The anti-corruption layer is especially important. Many “custom” read models are really ad hoc anti-corruption layers built without being named as such. Once you recognize that, you can design them deliberately.

Summary

Read model explosion in CQRS event-driven systems is not a sign that CQRS failed. It is a sign that success arrived faster than semantic discipline.

Large enterprises need multiple read models. Different users, processes, and controls demand different shapes of truth. The mistake is not multiplicity. The mistake is allowing projections to multiply without clear purpose, ownership, semantics, and retirement.

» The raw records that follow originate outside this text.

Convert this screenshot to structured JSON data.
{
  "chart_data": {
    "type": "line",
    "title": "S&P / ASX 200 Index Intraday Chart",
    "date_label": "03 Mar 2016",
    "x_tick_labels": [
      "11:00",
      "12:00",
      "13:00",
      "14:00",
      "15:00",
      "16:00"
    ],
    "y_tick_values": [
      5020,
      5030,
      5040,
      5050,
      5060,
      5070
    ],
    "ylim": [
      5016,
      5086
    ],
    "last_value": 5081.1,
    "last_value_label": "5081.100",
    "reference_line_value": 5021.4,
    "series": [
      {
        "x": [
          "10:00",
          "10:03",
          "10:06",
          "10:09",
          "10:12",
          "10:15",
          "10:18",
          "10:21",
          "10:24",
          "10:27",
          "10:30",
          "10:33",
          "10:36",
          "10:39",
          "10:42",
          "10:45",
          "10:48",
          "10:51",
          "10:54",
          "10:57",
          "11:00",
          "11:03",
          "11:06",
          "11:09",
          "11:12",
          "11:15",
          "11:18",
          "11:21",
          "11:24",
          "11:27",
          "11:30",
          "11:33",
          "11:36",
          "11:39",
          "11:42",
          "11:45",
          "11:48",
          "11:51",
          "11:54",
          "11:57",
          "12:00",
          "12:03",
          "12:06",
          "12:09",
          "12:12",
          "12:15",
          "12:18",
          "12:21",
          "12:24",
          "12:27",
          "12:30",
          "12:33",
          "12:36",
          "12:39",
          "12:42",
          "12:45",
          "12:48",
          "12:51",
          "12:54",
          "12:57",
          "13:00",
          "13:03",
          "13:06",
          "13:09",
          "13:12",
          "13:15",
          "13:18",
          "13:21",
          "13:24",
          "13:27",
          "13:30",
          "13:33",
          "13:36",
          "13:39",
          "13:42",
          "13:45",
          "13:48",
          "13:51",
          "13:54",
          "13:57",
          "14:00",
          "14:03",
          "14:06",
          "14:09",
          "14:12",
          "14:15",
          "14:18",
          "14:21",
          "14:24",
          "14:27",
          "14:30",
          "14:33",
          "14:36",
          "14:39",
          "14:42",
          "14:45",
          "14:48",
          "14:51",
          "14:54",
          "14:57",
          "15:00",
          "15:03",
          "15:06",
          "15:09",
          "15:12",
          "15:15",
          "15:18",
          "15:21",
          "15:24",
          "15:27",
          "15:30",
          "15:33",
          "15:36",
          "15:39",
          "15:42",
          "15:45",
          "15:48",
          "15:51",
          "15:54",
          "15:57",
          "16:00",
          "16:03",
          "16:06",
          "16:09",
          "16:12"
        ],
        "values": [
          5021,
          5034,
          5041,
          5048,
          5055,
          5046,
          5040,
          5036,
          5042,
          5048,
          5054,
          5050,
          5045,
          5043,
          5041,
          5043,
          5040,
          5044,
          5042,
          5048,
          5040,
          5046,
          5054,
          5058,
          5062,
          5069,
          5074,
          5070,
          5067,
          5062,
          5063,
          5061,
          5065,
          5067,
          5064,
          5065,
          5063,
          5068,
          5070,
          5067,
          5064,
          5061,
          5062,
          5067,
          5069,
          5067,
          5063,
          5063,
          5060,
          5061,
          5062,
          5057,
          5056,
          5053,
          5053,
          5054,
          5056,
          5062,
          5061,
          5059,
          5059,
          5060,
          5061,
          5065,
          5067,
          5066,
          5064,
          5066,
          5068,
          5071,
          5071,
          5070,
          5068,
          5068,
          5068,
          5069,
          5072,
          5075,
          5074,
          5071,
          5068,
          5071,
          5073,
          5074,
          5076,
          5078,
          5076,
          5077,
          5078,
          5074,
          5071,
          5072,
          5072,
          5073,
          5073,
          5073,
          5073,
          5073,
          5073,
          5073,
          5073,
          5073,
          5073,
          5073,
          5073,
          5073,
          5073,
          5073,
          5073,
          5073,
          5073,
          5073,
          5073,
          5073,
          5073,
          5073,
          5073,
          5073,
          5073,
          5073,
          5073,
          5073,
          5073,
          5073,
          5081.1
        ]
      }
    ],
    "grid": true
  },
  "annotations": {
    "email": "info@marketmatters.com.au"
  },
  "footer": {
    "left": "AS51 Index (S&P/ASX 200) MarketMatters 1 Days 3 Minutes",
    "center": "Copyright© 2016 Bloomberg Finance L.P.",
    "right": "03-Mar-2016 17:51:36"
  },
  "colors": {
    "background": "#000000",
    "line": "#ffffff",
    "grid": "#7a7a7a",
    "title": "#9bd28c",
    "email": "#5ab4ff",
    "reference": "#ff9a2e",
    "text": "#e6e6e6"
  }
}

If you remember one thing, make it this:

Read models are not just query optimizations. They are domain commitments.

That means they need bounded-context thinking, not just streaming infrastructure. It means migration must be progressive, with strangler patterns and reconciliation to build trust. It means Kafka is an enabler, not an excuse for every team to reinvent upstream meaning. It means some consolidation is healthy, but centralization can be just as harmful as sprawl.

Good architecture here is not about drawing fewer boxes. It is about drawing the right fault lines, so the business can ask many questions without creating many incompatible answers.

That is the real challenge. And the real craft.

Frequently Asked Questions

What is CQRS?

Command Query Responsibility Segregation separates read and write models. Commands mutate state; queries read from a separate optimised read model. This enables independent scaling of reads and writes and allows different consistency models for each side.

What is the Saga pattern?

A Saga manages long-running transactions across multiple services without distributed ACID transactions. Each step publishes an event; if a step fails, compensating transactions roll back previous steps. Choreography-based sagas use events; orchestration-based sagas use a central coordinator.

What is the outbox pattern?

The transactional outbox pattern solves dual-write problems — ensuring a database update and a message publication happen atomically. The service writes both to its database and an outbox table in one transaction; a relay process reads the outbox and publishes to the message broker.